La startup nucléaire Antares sécurise environ 404 millions d’euros pour ses petits réacteurs destinés aux bases américaines. Un signal fort pour tout l’écosystème énergétique.
En bref
- Antares lève environ 404 millions d’euros
- La startup vise les bases militaires américaines
- Le financement confirme l’élan du nucléaire avancé
Le mouvement est net. Le capital revient vers la fission, et Antares en donne une version très concrète avec une Série C de 470 millions de dollars, soit environ 404 millions d’euros, annoncée lundi. Dans le détail, on trouve environ 318 millions d’euros de fonds propres (370 millions de dollars) et 86 millions d’euros de dette (100 millions de dollars).
Le signal d’un marché qui repart franchement
Cette levée n’arrive pas seule. Elle s’inscrit dans une séquence où les investisseurs remettent des tickets massifs sur le nucléaire avancé, tirés par deux moteurs très clairs, la poussée des data centers liés à l’IA et la hausse générale des besoins électriques avec l’électrification de l’économie. Le tour a été mené par Paradigm et Caffeinated Capital, avec Industrious Ventures, Point72 Ventures et Shine Capital.
Pour l’écosystème mobile et numérique, le message est simple. Quand la demande énergétique explose, les paris sur l’infrastructure changent d’échelle.
Un petit réacteur, déjà passé par une étape clé
Antares développe un SMR capable de produire entre 100 kilowatts et 1 mégawatt, soit, sur le papier, assez pour alimenter jusqu’à 750 foyers. Son approche repose sur le combustible TRISO, de petites sphères d’uranium protégées par des couches de carbone et de céramique, conçues pour mieux résister aux fortes températures. Elles peuvent être refroidies par des gaz comme l’hélium ou par des sels fondus.
Le jalon à retenir, c’est le Mark-0. Le réacteur de démonstration a atteint la criticité le 4 juin au Idaho National Laboratory. Résultat, on n’est plus dans la seule promesse PowerPoint.
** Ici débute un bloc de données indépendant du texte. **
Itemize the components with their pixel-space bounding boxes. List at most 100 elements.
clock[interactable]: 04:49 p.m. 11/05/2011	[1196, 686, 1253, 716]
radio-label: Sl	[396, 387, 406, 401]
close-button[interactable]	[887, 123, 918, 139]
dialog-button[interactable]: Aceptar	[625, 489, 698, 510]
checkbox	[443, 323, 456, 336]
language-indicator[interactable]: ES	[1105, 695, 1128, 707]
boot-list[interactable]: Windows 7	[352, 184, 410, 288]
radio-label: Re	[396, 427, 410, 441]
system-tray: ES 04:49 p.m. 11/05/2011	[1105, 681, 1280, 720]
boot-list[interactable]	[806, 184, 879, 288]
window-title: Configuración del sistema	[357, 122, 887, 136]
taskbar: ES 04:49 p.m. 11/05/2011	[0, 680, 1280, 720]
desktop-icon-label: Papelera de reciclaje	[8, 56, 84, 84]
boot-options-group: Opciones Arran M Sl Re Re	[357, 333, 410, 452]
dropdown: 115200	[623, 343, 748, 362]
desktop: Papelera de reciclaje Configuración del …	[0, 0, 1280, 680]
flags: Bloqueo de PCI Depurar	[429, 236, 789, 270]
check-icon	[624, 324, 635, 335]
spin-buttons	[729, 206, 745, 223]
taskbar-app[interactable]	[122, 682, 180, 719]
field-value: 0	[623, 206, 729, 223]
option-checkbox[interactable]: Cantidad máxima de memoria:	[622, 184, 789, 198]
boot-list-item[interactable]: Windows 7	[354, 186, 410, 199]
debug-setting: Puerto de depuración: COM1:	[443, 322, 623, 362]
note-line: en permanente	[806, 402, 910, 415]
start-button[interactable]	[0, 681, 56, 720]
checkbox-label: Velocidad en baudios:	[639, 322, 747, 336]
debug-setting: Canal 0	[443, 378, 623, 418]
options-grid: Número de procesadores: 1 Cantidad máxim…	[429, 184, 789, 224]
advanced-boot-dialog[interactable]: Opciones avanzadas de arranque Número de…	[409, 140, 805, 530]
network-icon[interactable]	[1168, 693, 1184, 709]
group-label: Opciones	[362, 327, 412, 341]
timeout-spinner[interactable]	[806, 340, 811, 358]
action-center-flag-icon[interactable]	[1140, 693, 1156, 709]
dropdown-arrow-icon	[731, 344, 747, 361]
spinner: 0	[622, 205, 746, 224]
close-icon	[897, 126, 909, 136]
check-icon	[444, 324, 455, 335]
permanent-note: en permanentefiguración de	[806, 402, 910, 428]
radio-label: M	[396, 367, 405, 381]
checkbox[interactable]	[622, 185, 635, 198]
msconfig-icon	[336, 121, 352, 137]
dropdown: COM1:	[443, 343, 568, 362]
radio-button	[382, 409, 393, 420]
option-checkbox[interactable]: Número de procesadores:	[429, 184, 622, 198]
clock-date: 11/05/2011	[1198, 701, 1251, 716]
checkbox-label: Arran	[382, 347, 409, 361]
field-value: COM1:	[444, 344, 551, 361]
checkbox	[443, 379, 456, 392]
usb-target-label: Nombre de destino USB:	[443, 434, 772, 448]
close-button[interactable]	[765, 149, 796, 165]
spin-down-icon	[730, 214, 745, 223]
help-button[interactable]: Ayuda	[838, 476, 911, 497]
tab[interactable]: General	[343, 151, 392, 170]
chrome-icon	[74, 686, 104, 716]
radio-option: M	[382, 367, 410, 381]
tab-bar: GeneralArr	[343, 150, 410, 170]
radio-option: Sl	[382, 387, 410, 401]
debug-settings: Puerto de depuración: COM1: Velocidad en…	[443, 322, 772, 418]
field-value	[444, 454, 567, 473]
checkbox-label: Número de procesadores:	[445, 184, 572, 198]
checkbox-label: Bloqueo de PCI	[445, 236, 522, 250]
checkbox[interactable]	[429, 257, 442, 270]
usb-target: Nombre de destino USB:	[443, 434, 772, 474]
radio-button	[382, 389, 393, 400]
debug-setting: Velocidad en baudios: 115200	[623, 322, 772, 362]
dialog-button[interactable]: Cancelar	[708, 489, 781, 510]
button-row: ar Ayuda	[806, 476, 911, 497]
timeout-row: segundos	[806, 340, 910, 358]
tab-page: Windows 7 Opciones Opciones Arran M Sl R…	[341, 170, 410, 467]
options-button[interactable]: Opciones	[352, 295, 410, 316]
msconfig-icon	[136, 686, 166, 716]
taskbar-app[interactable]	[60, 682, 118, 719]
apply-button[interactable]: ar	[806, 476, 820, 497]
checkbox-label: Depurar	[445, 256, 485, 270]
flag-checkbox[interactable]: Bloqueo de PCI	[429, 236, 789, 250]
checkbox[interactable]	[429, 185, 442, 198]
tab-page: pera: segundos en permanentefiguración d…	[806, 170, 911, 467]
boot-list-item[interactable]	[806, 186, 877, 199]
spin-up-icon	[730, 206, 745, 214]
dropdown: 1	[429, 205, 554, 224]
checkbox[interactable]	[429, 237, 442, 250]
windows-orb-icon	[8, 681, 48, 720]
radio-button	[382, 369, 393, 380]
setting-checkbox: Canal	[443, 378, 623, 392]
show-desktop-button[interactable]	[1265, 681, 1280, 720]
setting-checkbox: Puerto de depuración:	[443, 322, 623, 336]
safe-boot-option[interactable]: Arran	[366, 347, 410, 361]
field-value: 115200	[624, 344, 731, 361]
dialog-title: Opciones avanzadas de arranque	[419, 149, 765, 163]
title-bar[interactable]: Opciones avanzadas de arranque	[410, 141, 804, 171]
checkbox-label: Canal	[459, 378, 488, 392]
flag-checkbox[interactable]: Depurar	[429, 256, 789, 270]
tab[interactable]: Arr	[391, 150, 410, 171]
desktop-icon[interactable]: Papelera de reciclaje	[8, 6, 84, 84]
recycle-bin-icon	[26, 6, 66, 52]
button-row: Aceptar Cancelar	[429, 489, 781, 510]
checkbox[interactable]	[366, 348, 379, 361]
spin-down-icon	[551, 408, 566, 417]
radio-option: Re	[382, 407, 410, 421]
Pourquoi l’armée américaine est la vraie porte d’entrée
Là, le choix est habile. Antares fait partie des trois finalistes du programme Advanced Nuclear Power for Installations du Pentagone, qui doit tester des SMR sur des bases de l’Air Force dans le Colorado et le Montana. La startup vise une première mise en service électrique dès l’an prochain, puis des déploiements sur des installations militaires américaines en 2028.
Pourquoi c’est important ? Parce que ce type de client peut absorber une techno encore jeune, avec des contraintes de coût moins brutales que sur le marché civil.
L’argent afflue, mais l’équation économique reste dure
Le secteur attire pas mal de monde. En avril, X-energy a levé 1 milliard de dollars, soit environ 860 millions d’euros, via une IPO. Depuis décembre, Radiant Energy, Last Energy et Standard Nuclear ont aussi bouclé des tours à neuf chiffres. De son côté, Antares avait déjà levé 96 millions de dollars, soit environ 83 millions d’euros, en Série B en décembre. Son total atteint désormais 604 millions de dollars, soit environ 519 millions d’euros.
Mais il y a un caillou dans la chaussure. La chaîne d’approvisionnement américaine reste immature, et l’industrialisation de masse, censée faire baisser les coûts, prend généralement au moins une décennie. Lazard estime le coût des nouveaux SMR à 214 dollars par mégawattheure, soit environ 184 euros. À ce niveau, les premiers SMR ne seront pas compétitifs face à la plupart des nouvelles centrales. Antares n’a pas donné ses prix. Du coup, viser l’armée américaine ressemble moins à un détour qu’à une logique industrielle très froide.